A celebrated pear tree in Danvers, Mass. still bears fruit at the ripe old age of 383, more or less -- and biologists find its remarkable longevity a bit baffling.
"Generally, fruit trees don’t last very long, so it’s unusual," Dr. Richard Primack, a professor of biology at Boston University, said of the so-called Endicott Pear Tree (named for John Endicott, the Massachusetts governor who planted it around 1630).
Typically, fruit trees may survive around 100 years, Dr. Primack said, citing their vulnerability to fungal diseases, insects, and harsh weather.
The old "Endicott Pear Tree," planted in Danvers, Mass. by Gov. John Endicott.

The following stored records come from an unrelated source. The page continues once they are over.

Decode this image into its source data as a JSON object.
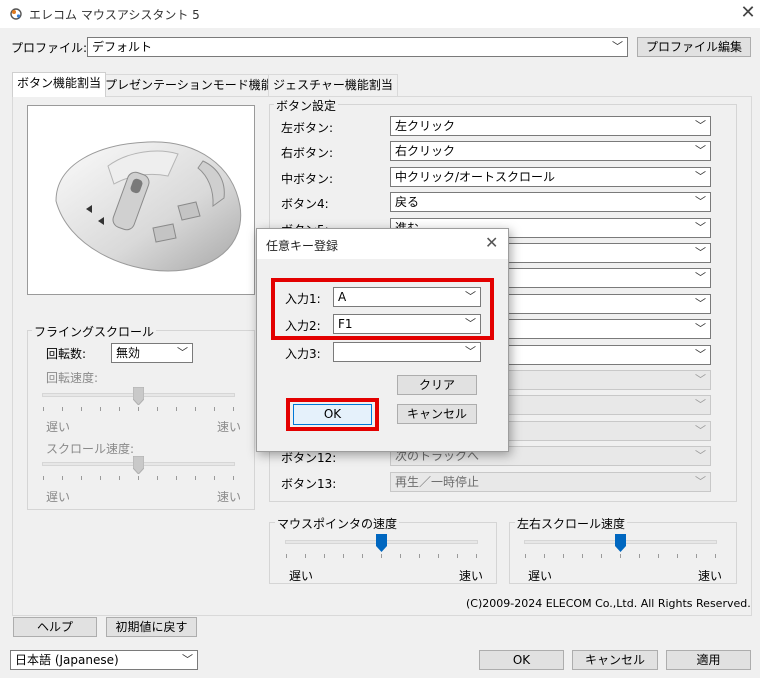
{
  "window": {
    "title": "エレコム マウスアシスタント 5",
    "close_glyph": "✕"
  },
  "profile": {
    "label": "プロファイル:",
    "value": "デフォルト",
    "edit_button": "プロファイル編集"
  },
  "tabs": [
    {
      "label": "ボタン機能割当",
      "active": true
    },
    {
      "label": "プレゼンテーションモード機能割当",
      "active": false
    },
    {
      "label": "ジェスチャー機能割当",
      "active": false
    }
  ],
  "button_settings": {
    "group_label": "ボタン設定",
    "rows": [
      {
        "label": "左ボタン:",
        "value": "左クリック",
        "enabled": true
      },
      {
        "label": "右ボタン:",
        "value": "右クリック",
        "enabled": true
      },
      {
        "label": "中ボタン:",
        "value": "中クリック/オートスクロール",
        "enabled": true
      },
      {
        "label": "ボタン4:",
        "value": "戻る",
        "enabled": true
      },
      {
        "label": "ボタン5:",
        "value": "進む",
        "enabled": true
      },
      {
        "label": "",
        "value": "",
        "enabled": true
      },
      {
        "label": "",
        "value": "",
        "enabled": true
      },
      {
        "label": "",
        "value": "",
        "enabled": true
      },
      {
        "label": "",
        "value": "",
        "enabled": true
      },
      {
        "label": "",
        "value": "",
        "enabled": true
      },
      {
        "label": "",
        "value": "",
        "enabled": false
      },
      {
        "label": "",
        "value": "",
        "enabled": false
      },
      {
        "label": "",
        "value": "",
        "enabled": false
      },
      {
        "label": "ボタン12:",
        "value": "次のトラックへ",
        "enabled": false
      },
      {
        "label": "ボタン13:",
        "value": "再生／一時停止",
        "enabled": false
      }
    ]
  },
  "flying_scroll": {
    "group_label": "フライングスクロール",
    "rotation_label": "回転数:",
    "rotation_value": "無効",
    "rotation_speed_label": "回転速度:",
    "rotation_speed_slow": "遅い",
    "rotation_speed_fast": "速い",
    "rotation_speed_level": 0.5,
    "scroll_speed_label": "スクロール速度:",
    "scroll_speed_slow": "遅い",
    "scroll_speed_fast": "速い",
    "scroll_speed_level": 0.5
  },
  "pointer_speed": {
    "group_label": "マウスポインタの速度",
    "slow": "遅い",
    "fast": "速い",
    "level": 0.5
  },
  "horizontal_scroll": {
    "group_label": "左右スクロール速度",
    "slow": "遅い",
    "fast": "速い",
    "level": 0.5
  },
  "copyright": "(C)2009-2024 ELECOM Co.,Ltd. All Rights Reserved.",
  "footer": {
    "help_button": "ヘルプ",
    "reset_button": "初期値に戻す",
    "language_value": "日本語 (Japanese)",
    "ok_button": "OK",
    "cancel_button": "キャンセル",
    "apply_button": "適用"
  },
  "dialog": {
    "title": "任意キー登録",
    "input1_label": "入力1:",
    "input1_value": "A",
    "input2_label": "入力2:",
    "input2_value": "F1",
    "input3_label": "入力3:",
    "input3_value": "",
    "clear_button": "クリア",
    "ok_button": "OK",
    "cancel_button": "キャンセル",
    "close_glyph": "✕"
  },
  "colors": {
    "highlight_red": "#e30000",
    "slider_thumb": "#0067c0"
  }
}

"It is in relatively open conditions," Dr. Primack told HuffPost Science. "It’s getting good light… The reason it's still bearing fruit is because people are pruning it, or it might be a naturally self-pruning tree."
What's more, the simple fact that the tree is so celebrated may be one factor in its longevity, Dr. Primack said. After all, a fence has been erected around it, and people continue to look after it after all these years.
"This pear has found a ‘niche’ in nature that has allowed it to live on and on, until the environment changes to create inhospitable conditions for survival," horticulturist Dr. Ron Smith from North Dakota State University told HuffPost Science in an email. "It apparently has not been subject to the normal ravages of Mother Nature to cause it to decline or become susceptible to lethal insect or disease attacks."
Until 2013, the oldest tree in the world was Methuselah, a 4,845-year-old Great Basin bristlecone pine in California's White Mountains, LiveScience reported. But then researchers found a nearby tree that dates back a whopping 5,062 years.
"Almost all the old trees are members of the Conifer family," Dr. Primack said. "They tend to be things like pine trees or gymnosperms, so they tend to be not really trees that are in this fruit-bearing family."